(Reuters) -European chipmaker STMicroelectronics on Thursday said its full-year revenue would come at the low end of the earlier guidance range, its third cut to the outlook this year amid weak demand from its industrial clients.
Automotive semiconductor companies like STMicroelectronics, Texas Instruments (NASDAQ:TXN ) and Melexis are facing weakness in industrial markets as customers cut orders due to high inventories and falling car demand.
The company, whose clients include Tesla (NASDAQ:TSLA ) and Apple (NASDAQ:AAPL ), said it expected to post annual revenue of $13.27 billion, against its previous forecast of $13.2 billion to $13.7 billion, last lowered in July.

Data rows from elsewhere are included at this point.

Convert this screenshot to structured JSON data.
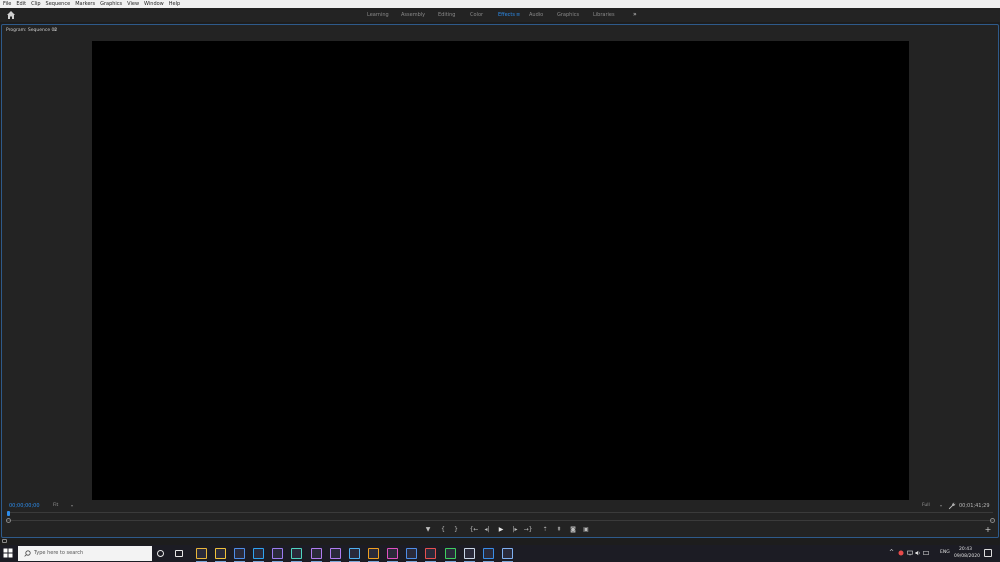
{
  "menu": [
    "File",
    "Edit",
    "Clip",
    "Sequence",
    "Markers",
    "Graphics",
    "View",
    "Window",
    "Help"
  ],
  "workspaces": {
    "tabs": [
      "Learning",
      "Assembly",
      "Editing",
      "Color",
      "Effects",
      "Audio",
      "Graphics",
      "Libraries"
    ],
    "active": "Effects",
    "active_menu_glyph": "≡",
    "overflow_glyph": "»"
  },
  "program_monitor": {
    "title": "Program: Sequence 02",
    "menu_glyph": "≡",
    "timecode_current": "00;00;00;00",
    "zoom_value": "Fit",
    "resolution_value": "Full",
    "timecode_duration": "00;01;41;29"
  },
  "transport": {
    "buttons": [
      {
        "name": "add-marker",
        "glyph": "▼"
      },
      {
        "name": "mark-in",
        "glyph": "{"
      },
      {
        "name": "mark-out",
        "glyph": "}"
      },
      {
        "name": "go-to-in",
        "glyph": "{←"
      },
      {
        "name": "step-back",
        "glyph": "◂|"
      },
      {
        "name": "play",
        "glyph": "▶"
      },
      {
        "name": "step-forward",
        "glyph": "|▸"
      },
      {
        "name": "go-to-out",
        "glyph": "→}"
      },
      {
        "name": "lift",
        "glyph": "⇡"
      },
      {
        "name": "extract",
        "glyph": "⇞"
      },
      {
        "name": "export-frame",
        "glyph": "◙"
      },
      {
        "name": "comparison-view",
        "glyph": "▣"
      }
    ],
    "add_glyph": "+"
  },
  "taskbar": {
    "search_placeholder": "Type here to search",
    "apps": [
      {
        "name": "cortana",
        "color": "#e6e6e6"
      },
      {
        "name": "task-view",
        "color": "#e6e6e6"
      },
      {
        "name": "chrome",
        "color": "#e8b63a"
      },
      {
        "name": "file-explorer",
        "color": "#f0c23b"
      },
      {
        "name": "edge-like-browser",
        "color": "#4f8ee8"
      },
      {
        "name": "photoshop",
        "color": "#2fa3f0"
      },
      {
        "name": "after-effects",
        "color": "#9b7cf0"
      },
      {
        "name": "audition",
        "color": "#4fd4c0"
      },
      {
        "name": "premiere-pro",
        "color": "#b07cf0"
      },
      {
        "name": "media-encoder",
        "color": "#b07cf0"
      },
      {
        "name": "lightroom",
        "color": "#4fb0f0"
      },
      {
        "name": "illustrator",
        "color": "#f0a020"
      },
      {
        "name": "xd",
        "color": "#e050c0"
      },
      {
        "name": "character-animator",
        "color": "#4f8ee8"
      },
      {
        "name": "app-red",
        "color": "#e85050"
      },
      {
        "name": "spotify",
        "color": "#3fcf5f"
      },
      {
        "name": "steam",
        "color": "#c9d6e6"
      },
      {
        "name": "outlook",
        "color": "#3a8ee8"
      },
      {
        "name": "app-blue-round",
        "color": "#7fb0f0"
      }
    ],
    "tray": {
      "language": "ENG",
      "time": "20:43",
      "date": "09/08/2020"
    }
  },
  "colors": {
    "accent": "#2d8ceb",
    "panel_border": "#2e5a8a",
    "video_bg": "#000000",
    "panel_bg": "#232323"
  }
}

Analysts polled by LSEG were expecting revenue of $13.26 billion for the full year.
"Based on our current customer order backlog and demand visibility, we anticipate a revenue decline between Q4 2024 and Q1 2025 well above normal seasonality," Europe's biggest chipmaker by revenue said in the statement.
However, STMicroelectronics beat market expectations for third-quarter earnings before interest and tax (EBIT), which fell 69.3% from a year earlier to $381 million, while analysts were expecting $321 million on average, according to LSEG.
Quarterly revenue fell 26.6% to $3.25 billion, broadly in line with analysts' estimate of $3.24 billion.